Colorín, colorado
En un reino muy lejano, donde las fábricas de hilaturas se convertían en bibliotecas (como la de Can Fabra, al fondo, en la fotografía), vivía un fresador muy bueno, casado con una mujer muy guapa venida de Oriente y que le había dado una hija tan hermosa que le pusieron el nombre de República. Ocurrió que la mujer leyó un libro de autoayuda, y se puso enferma. Antes de morir, sacó una muñeca de la maleta que la había acompañado en su viaje de emigrante y se la regaló a su hija: "Oye lo que te digo, República mía: nunca te separes de esta muñeca; pero que nadie sepa que la tienes. Si te pasa algo malo, dale de comer, y ella te ayudará".
El fresador empezó a pensar en casarse otra vez, y tomó por esposa a la viuda del general Prim, que era quien había mandado bombardear la ciudad donde vivía el fresador, precisamente en el año en que se fundó la fábrica de hilaturas a la que me refería al principio del cuento. Aquella viuda tenía casi 200 años y dos hijas muy feas, que le hacían la vida imposible a su hermanastra: cóseme esto urgentemente, plánchame lo otro para hoy, escarda esas malezas, y si tienes que quedarte un rato más ya lo arreglaremos..., y así la tenían con el alma en un hilo. Pero la pequeña República lo soportaba sin lamentarse, y cada día se la veía más lozana, pues cuando todos se iban a dormir, ella se encerraba con su muñequita, y le decía: "Toma, cómete tú el pedacito de pizza rápida que me han dejado. Sabe a cartón; pero, muñequita, tú también eres de trapo y de cartón".
Era una explanada de alquitrán, hecha hacer por el alcalde para impedir que volviesen a las casuchas los duendecillos de pies negros que desalojó
Cuando deslocalizaron la planta donde trabajaba el fresador, éste tuvo que marcharse muy lejos, y así dejó a su hijita sola con la madrastra y sus dos hermanastras. Una noche en que la familia se disponía a ver en la televisión cómo bailaba su danza de esclava la nieta de Franco, se fue la luz en todo el barrio como se va el amor sin que nadie se lo espere, y entonces la madrastra envió a la pobre República a buscar lumbre a un calvero que se extendía cerca de la fábrica de hilaturas, y que era una explanada de alquitrán, mandada hacer rápidamente por el alcalde de la ciudad para impedir que volviesen a unas casuchas que había en ese sitio los duendecillos de pies negros, los demonios trasquilados y otros genios de perro y flauta que había hecho desalojar de allí. Justamente ése había sido el primer desalojo de cabañas ocupadas en el bosque aquel año de 2007, y derribados sus cobertizos se desperdigaron por aquella ciudad 69 diablillos, algunos muy necesitados de jabón.
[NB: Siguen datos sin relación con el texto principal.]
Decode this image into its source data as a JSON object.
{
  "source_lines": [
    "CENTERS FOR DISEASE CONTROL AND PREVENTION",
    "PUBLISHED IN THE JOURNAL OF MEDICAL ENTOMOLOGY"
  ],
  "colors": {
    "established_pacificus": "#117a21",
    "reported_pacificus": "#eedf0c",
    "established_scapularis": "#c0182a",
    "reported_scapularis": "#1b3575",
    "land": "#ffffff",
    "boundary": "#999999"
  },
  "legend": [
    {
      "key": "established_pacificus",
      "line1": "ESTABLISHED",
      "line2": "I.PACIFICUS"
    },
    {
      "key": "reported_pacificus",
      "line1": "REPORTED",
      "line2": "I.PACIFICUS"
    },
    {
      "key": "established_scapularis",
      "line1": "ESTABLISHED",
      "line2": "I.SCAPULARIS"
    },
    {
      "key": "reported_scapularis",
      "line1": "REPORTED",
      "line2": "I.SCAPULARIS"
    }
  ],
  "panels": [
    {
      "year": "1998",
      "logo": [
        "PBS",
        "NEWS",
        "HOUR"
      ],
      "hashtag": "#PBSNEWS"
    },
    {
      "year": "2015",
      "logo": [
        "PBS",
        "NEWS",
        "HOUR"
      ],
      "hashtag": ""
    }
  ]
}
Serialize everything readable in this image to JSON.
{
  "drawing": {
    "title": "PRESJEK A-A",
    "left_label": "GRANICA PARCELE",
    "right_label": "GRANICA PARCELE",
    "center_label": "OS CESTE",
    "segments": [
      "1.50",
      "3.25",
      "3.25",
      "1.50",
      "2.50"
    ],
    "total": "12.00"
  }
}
En la linde de aquella explanada, la pequeña República dio con una choza de patas de gallina, que tenía en el techo un casco de soldado troyano (como el que se ve también en la fotografía). En ella moraba la maga Mora, que se encargaba de custodiar el fuego, y mantenerlo despabilado para que con su luz las cosas que pasan en el bosque quedasen a las claras. La maga, que descifraba un comunicado de prensa oficial, al principio se irritó por la irrupción de la niña: "Humm... ¡huele a carne de niño! ¿Quién anda ahí?", exclamó. Entonces la pequeña República le explicó quién era, y con qué familia vivía y a qué había ido. "¡De acuerdo!", suspiró la maga: "Te daré una llamita de fuego metida en una cáscara de huevo, y procura que ni se te apague ni se te caiga, porque no volveré a darte otra". Cuando recibió la llama, la niña se puso muy contenta, y se volvió a su casa andando con cien ojos; pero en el camino le salió un guerrero, que venía de mil guerras, que también son la guerra de Troya. Como le pareció tan guapa la pequeña República, el guerrero le hizo una fotografía, y así fue que la niña se asustó con la luz del flash, y se le cayó la llama al alquitrán del suelo. De repente, se dibujó bajo sus pies un laberinto de tiza, y en él se quedó presa, como en una fotografía. Y por eso todavía hay gente que espera a la República.